No Democratic presidential candidate has won Duval County since fellow Southerner Jimmy Carter carried the Jacksonville area in 1976. Joe Biden is on track to break that streak.
This could be critical to Democrats in Florida because in order to make up for the former vice president underperforming where Hillary Clinton was four years ago in populous Miami-Dade County, he needs formerly red population centers like Duval to tilt his way to have a shot at carrying the state.
The former vice president leads President Donald Trump in the county with 91% of the vote in.
Duval County is central for two key themes playing out in the 2020 general election — the suburbs revolting against a Republican Party led by Trump and the work Democrats have put in to turn out Black voters who did not turn out for Hillary Clinton in 2016. Both have turned the one-time Republican stronghold into the largest swing county in the largest swing state.

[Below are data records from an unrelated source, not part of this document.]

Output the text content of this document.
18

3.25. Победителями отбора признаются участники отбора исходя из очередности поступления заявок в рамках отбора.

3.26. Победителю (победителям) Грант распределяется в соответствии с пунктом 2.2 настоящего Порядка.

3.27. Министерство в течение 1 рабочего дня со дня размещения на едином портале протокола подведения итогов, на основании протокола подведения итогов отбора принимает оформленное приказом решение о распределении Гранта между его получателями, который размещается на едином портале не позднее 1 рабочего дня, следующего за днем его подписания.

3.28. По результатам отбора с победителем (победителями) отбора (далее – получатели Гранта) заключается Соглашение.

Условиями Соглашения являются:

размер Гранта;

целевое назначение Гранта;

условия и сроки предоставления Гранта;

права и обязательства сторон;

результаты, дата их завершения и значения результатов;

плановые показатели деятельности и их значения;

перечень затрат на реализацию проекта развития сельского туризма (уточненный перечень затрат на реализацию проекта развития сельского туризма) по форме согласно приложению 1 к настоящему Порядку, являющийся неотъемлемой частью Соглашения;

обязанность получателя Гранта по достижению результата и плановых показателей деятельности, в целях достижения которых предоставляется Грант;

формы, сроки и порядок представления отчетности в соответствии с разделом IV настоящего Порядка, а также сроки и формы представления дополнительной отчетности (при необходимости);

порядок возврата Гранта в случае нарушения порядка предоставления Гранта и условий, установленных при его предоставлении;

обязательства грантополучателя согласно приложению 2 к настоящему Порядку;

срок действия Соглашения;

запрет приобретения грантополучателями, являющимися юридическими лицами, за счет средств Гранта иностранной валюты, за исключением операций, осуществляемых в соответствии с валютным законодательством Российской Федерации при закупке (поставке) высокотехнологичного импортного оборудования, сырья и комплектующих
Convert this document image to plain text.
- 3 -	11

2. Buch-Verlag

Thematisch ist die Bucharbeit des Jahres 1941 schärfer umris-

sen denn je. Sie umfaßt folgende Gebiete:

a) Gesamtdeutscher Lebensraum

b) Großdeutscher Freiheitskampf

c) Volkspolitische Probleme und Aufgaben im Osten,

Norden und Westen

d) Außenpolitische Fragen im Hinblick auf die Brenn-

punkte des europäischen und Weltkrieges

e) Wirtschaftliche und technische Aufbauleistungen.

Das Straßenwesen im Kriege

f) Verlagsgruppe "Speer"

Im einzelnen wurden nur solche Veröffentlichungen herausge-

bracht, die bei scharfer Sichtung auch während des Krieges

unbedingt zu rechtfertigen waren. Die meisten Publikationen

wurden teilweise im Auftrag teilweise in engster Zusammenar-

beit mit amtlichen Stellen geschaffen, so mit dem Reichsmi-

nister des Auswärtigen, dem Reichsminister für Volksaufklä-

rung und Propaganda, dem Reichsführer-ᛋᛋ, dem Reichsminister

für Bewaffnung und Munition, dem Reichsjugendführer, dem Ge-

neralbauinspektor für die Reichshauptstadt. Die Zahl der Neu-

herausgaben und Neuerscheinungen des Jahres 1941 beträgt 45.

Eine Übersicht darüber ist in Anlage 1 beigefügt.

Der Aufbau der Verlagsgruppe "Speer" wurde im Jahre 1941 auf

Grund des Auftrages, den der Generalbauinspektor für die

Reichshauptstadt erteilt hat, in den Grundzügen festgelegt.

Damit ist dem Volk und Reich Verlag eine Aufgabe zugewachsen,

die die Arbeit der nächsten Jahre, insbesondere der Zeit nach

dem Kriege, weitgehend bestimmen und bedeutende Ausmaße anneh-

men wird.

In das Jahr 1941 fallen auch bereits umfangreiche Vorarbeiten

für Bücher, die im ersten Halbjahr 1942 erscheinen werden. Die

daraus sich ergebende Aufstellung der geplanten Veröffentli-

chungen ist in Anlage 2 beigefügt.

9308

“There is an argument to be made it may be the single most important county in the single most important state in the most important election in a century,” Dean Black, chair of the county’s Republican Party, said before Election Day.
Democrats, after losing Duval narrowly in 2016, carried the county in the 2018 general election, leading many in the party to grow more confident that they could do it again this year. The party also has 6% more registered Democrats than Republicans in Duval.
There were signs[1] in October that Trump’s hold on some voters in Duval County was slipping.
After voting for Trump in 2016, Danielle Wade went to the ballot box undecided but eventually voted for Biden.
“Quite frankly, I am just over Trump’s antics,” Wade said. “I don’t believe he will be the cure-all,” she said after voting for Biden, the first Democrat she had ever backed in her 35-year-long life. “But the country needs some relief.”